Si seulement Camille pouvait savoir pourquoi les pages du début de l’album avaient été arrachées, et ce qu’elles contenaient…

L’enseigne commerciale clignotait par la fenêtre, illuminant le visage de la jeune femme plongé dans l’ombre. Camille avait l’impression d’être le personnage d’un film glauque en quête d’un sinistre secret. Un de ceux qui errent d’hôtel en hôtel, et qui traquent le diable en personne, jusqu’à se retrouver face à lui.

Dans un frisson, elle se leva et tira le double rideau d’un coup sec. Elle rabattit le capot de son portable, referma l’album et éteignit la veilleuse. L’obscurité n’était qu’illusoire, la lumière continuait à entrer par les côtés du rideau. Des teintes bleues, froides, qui se projetaient sur les murs, dessinaient des triangles, des carrés, des formes géométriques qui la mirent mal à l’aise.

Elle garda les yeux rivés sur le plafond, pensive. De nombreuses questions la taraudaient. Le meurtre des Florès était-il lié aux reportages que Mickaël menait ? Avait-il découvert quelque chose qu’il n’aurait jamais dû découvrir ? Mais pourquoi le père ?

Une question l’obsédait cependant plus que les autres : que venait faire Daniel Loiseau là-dedans ?

Agacée par la lumière, elle se réfugia sous ses couvertures et déclencha son métronome qu’elle avait posé sur la table de chevet. Les pulsations régulières de l’instrument, toutes les demi-secondes, recréèrent autour d’elle un environnement familier, rassurant. Comme un cocon protecteur. Elle ferma les yeux jusqu’à ce que le tic-tac se confonde avec les battements du cœur.

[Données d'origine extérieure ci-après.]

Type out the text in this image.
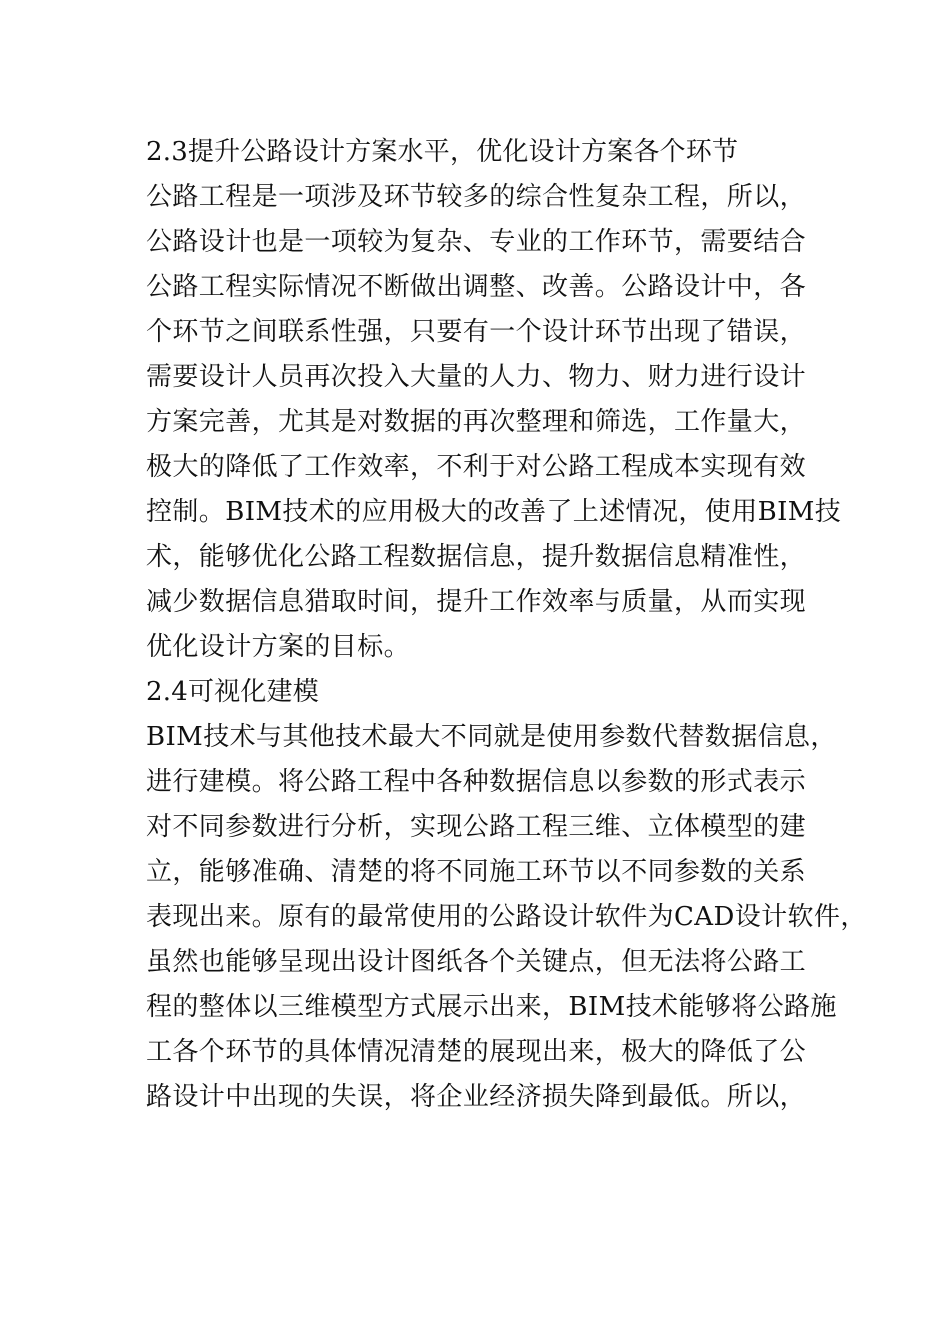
2.3提升公路设计方案水平，优化设计方案各个环节
公路工程是一项涉及环节较多的综合性复杂工程，所以，
公路设计也是一项较为复杂、专业的工作环节，需要结合
公路工程实际情况不断做出调整、改善。公路设计中，各
个环节之间联系性强，只要有一个设计环节出现了错误，
需要设计人员再次投入大量的人力、物力、财力进行设计
方案完善，尤其是对数据的再次整理和筛选，工作量大，
极大的降低了工作效率，不利于对公路工程成本实现有效
控制。BIM技术的应用极大的改善了上述情况，使用BIM技
术，能够优化公路工程数据信息，提升数据信息精准性，
减少数据信息猎取时间，提升工作效率与质量，从而实现
优化设计方案的目标。
2.4可视化建模
BIM技术与其他技术最大不同就是使用参数代替数据信息，
进行建模。将公路工程中各种数据信息以参数的形式表示
对不同参数进行分析，实现公路工程三维、立体模型的建
立，能够准确、清楚的将不同施工环节以不同参数的关系
表现出来。原有的最常使用的公路设计软件为CAD设计软件，
虽然也能够呈现出设计图纸各个关键点，但无法将公路工
程的整体以三维模型方式展示出来，BIM技术能够将公路施
工各个环节的具体情况清楚的展现出来，极大的降低了公
路设计中出现的失误，将企业经济损失降到最低。所以，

Boum boum… Boum boum… Boum boum

Au bout de quelques minutes, elle ressentit un goût de tabac au fond de la gorge. C’était sec, râpeux, comme si elle venait de sucer de la sciure. Elle plissa les yeux, ouvrit grande la bouche, avec l’impression que quelqu’un appuyait sur ses mâchoires. Une main, puis un bras sortirent alors du plus profond de sa gorge. Et, du fin fond de son larynx, deux yeux noirs et brillants l’observaient.

Brusquement, elle se releva, le souffle coupé, les mains plaquées sur la poitrine.

Trempée de sueur.

Elle alluma et se rua sur son sac, d’où elle sortit la photo de son donneur.

Elle la plaqua contre le rideau qui lui-même s’écrasa contre la vitre de la fenêtre.

Et elle lui déchiqueta le visage à coups de lame de rasoir.

Une partie du rideau était en lambeaux quand Camille se laissa choir sur le sol, en pleurs.